As a venerable, powerful language, C++ is used in a variety of mission critical, performance-sensitive, complex applications and services. Whether in embedded systems, video games, network programming, or a host of other areas, there is always an inherent tug-of-war between the velocity of feature development and the risks to reliability of a production service or application. Over the years, many strategies to address this conflict have arisen, from complex change management processes to new models of work (e.g. the “DevOps” movement).

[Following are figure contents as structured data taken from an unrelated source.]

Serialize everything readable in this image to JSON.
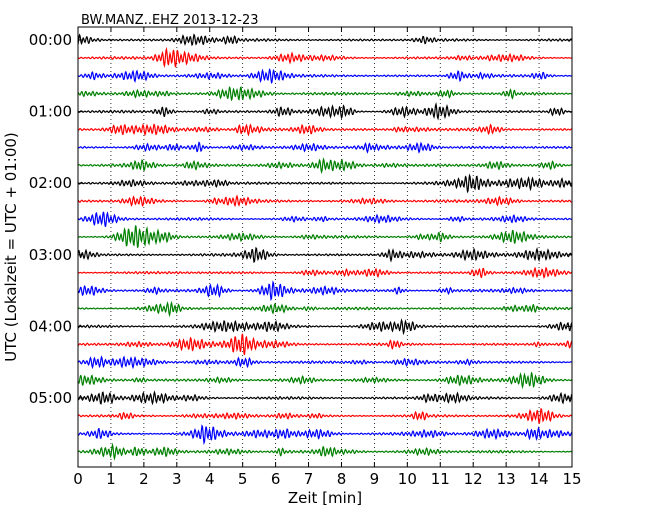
{
  "chart_data": {
    "type": "line",
    "title": "BW.MANZ..EHZ 2013-12-23",
    "xlabel": "Zeit  [min]",
    "ylabel": "UTC (Lokalzeit = UTC + 01:00)",
    "xlim": [
      0,
      15
    ],
    "x_ticks": [
      "0",
      "1",
      "2",
      "3",
      "4",
      "5",
      "6",
      "7",
      "8",
      "9",
      "10",
      "11",
      "12",
      "13",
      "14",
      "15"
    ],
    "y_ticks": [
      {
        "label": "00:00",
        "row": 0
      },
      {
        "label": "01:00",
        "row": 4
      },
      {
        "label": "02:00",
        "row": 8
      },
      {
        "label": "03:00",
        "row": 12
      },
      {
        "label": "04:00",
        "row": 16
      },
      {
        "label": "05:00",
        "row": 20
      }
    ],
    "row_minutes": 15,
    "row_count": 24,
    "trace_colors": [
      "#000000",
      "#ff0000",
      "#0000ff",
      "#008000"
    ],
    "grid": "vertical dotted lines at each minute"
  }
}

Site Reliability Engineering seeks to implement some of the principles of the “DevOps” mindset with concrete practices and cultural norms. Born out of decades of running massively scaled systems at companies like Google, SRE implements some hard-won lessons in the trenches of billion-plus user applications. This talk will introduce attendees to some of the basic concepts of SRE, and frame how it influences the development process for a service. We’ll talk about service level objectives, error budgets, and risk analysis, and how teams can use these tools to better communicate and drive innovation, while maintaining a minimum acceptable level of reliability for their users.
SRE concepts are not solely useful to C++ developers, but also to other devs, operations teams, product organizations, and anyone influencing the production course of an application or service. After attending this talk, conference goers will have a basic grasp of SRE fundamentals, and be ready to take additional steps like reading SRE books, taking SRE training, or even establishing aspirational service level objectives in their own organizations.